With subgroup analyses, no statistically significant differences were found in ΔL and ΔC with regard to age, gender, BMI or initial joint laxity. For patients with bi-meniscal lesions significantly higher preoperative ΔL and ΔC were found, which can be explained by the fact that greater intra-articular damage leads to greater joint laxity. There was no difference in ΔL and ΔC for isolated medial or lateral meniscus lesions. There did not appear to be any effect of an additional ALL reconstruction on the sagittal stability of the knee.

Strengths of this study are a relative high number of patients, complete datasets for all follow-up moments, the use of a validated automated laximeter (GNRB®) [8, 13, 19] and a follow-up that extended well over 1 year postoperative. Measurements were done by the same observer, trained to use the GNRB® device.

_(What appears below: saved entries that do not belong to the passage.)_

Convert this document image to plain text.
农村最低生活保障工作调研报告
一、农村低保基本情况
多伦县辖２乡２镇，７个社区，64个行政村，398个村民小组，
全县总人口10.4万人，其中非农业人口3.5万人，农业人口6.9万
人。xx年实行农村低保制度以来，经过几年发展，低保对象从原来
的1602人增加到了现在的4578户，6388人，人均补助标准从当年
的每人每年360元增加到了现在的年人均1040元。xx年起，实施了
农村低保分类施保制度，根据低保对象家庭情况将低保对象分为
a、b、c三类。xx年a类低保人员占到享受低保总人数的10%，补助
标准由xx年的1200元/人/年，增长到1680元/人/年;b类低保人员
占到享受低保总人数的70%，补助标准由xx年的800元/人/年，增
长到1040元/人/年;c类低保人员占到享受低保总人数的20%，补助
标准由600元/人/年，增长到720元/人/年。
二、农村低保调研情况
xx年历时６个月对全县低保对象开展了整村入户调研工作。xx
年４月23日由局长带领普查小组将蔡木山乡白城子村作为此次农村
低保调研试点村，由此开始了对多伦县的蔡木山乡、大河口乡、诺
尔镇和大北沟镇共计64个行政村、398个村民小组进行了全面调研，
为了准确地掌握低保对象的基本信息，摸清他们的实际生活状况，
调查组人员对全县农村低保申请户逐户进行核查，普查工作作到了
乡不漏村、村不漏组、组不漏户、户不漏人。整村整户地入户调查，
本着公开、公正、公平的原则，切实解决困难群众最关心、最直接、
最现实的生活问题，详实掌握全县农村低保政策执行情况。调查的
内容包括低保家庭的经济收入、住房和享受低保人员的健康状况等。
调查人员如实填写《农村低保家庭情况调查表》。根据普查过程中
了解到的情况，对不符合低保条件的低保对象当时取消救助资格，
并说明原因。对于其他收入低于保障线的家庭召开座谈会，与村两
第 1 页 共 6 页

However, this study has several limitations that need to be acknowledged too. First, it is still unknown how surgical technique affected the outcome results. For example, a lateral tenodesis or an ALL reconstruction could improve sagittal laxity, but it is still unproved. The condition of the graft was not postoperatively evaluated either arthroscopically or by MRI. By excluding patients with the suggestion of a failed reconstruction, we tried to compensate for this problem. The possibility of a generalized joint hypermobility has not been studied, although it is known to be a risk factor for ACL injuries [25]. A longer follow-up may further our understanding of the 3-phase evolvement profile; between M9 and the last FU ΔC still significantly decreased at low force-levels, while the corresponding ΔL had already stabilized. Perhaps is this finding associated with the maturation phase of ligamentization. This study did not consider any other grafts than short hamstring tendon grafts. Subgroup analyses were carried out with relatively small groups, with a substantial lack of statistical power.

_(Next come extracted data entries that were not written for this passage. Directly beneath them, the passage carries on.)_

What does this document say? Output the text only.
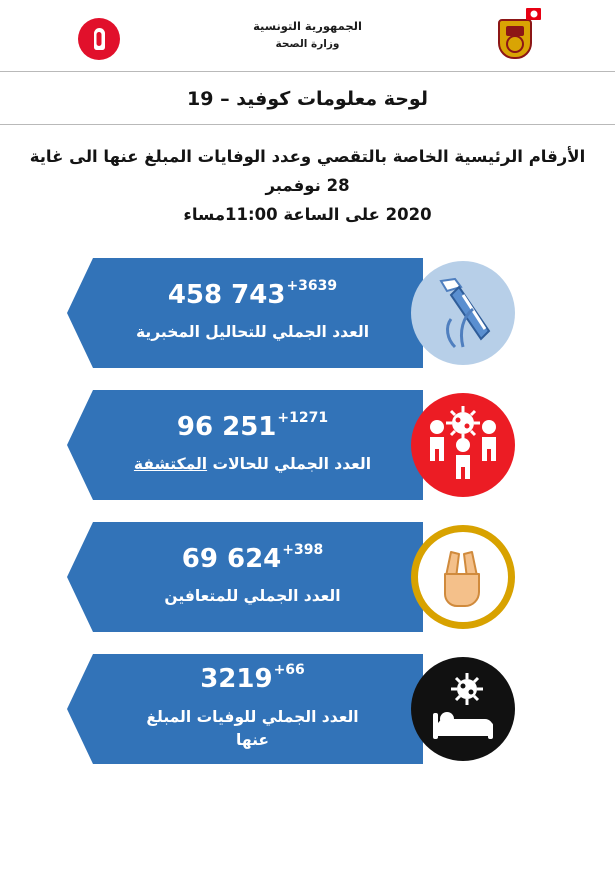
الجمهورية التونسية
وزارة الصحة
لوحة معلومات كوفيد – 19
الأرقام الرئيسية الخاصة بالتقصي وعدد الوفايات المبلغ عنها الى غاية 28 نوفمبر
2020 على الساعة 11:00مساء
458 743 +3639
العدد الجملي للتحاليل المخبرية
96 251 +1271
العدد الجملي للحالات المكتشفة
69 624 +398
العدد الجملي للمتعافين
3219 +66
العدد الجملي للوفيات المبلغ
عنها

Evaluating joint laxity and graft compliance during the first postoperative year may influence the rehabilitation process and serve as an additional decision tool for important milestones such as RTS [17, 41]. Possibly does a relative increase of graft compliance during this period indicate graft weakness, even before functional symptoms occur, and thus prevent from progressing the physical therapy protocol or even taking a step back. Inversely, the gradual decrease and stabilisation of ΔL and ΔC may herald the third phase and also weigh into the RTS decision. This study showed that ΔL and ΔC decrease and gradually stabilise after the ninth month, which is very much in accordance with a general RTS consensus among surgeons and with clinical findings in the literature [17, 18, 43].

Conclusion

Joint laxity and graft compliance evolve during the first postoperative year with a phase between the first and ninth postoperative months of relative weakness. According to the established evolvement profile, return to pivoting or contact sports should be considered only after stabilization of joint laxity and graft compliance.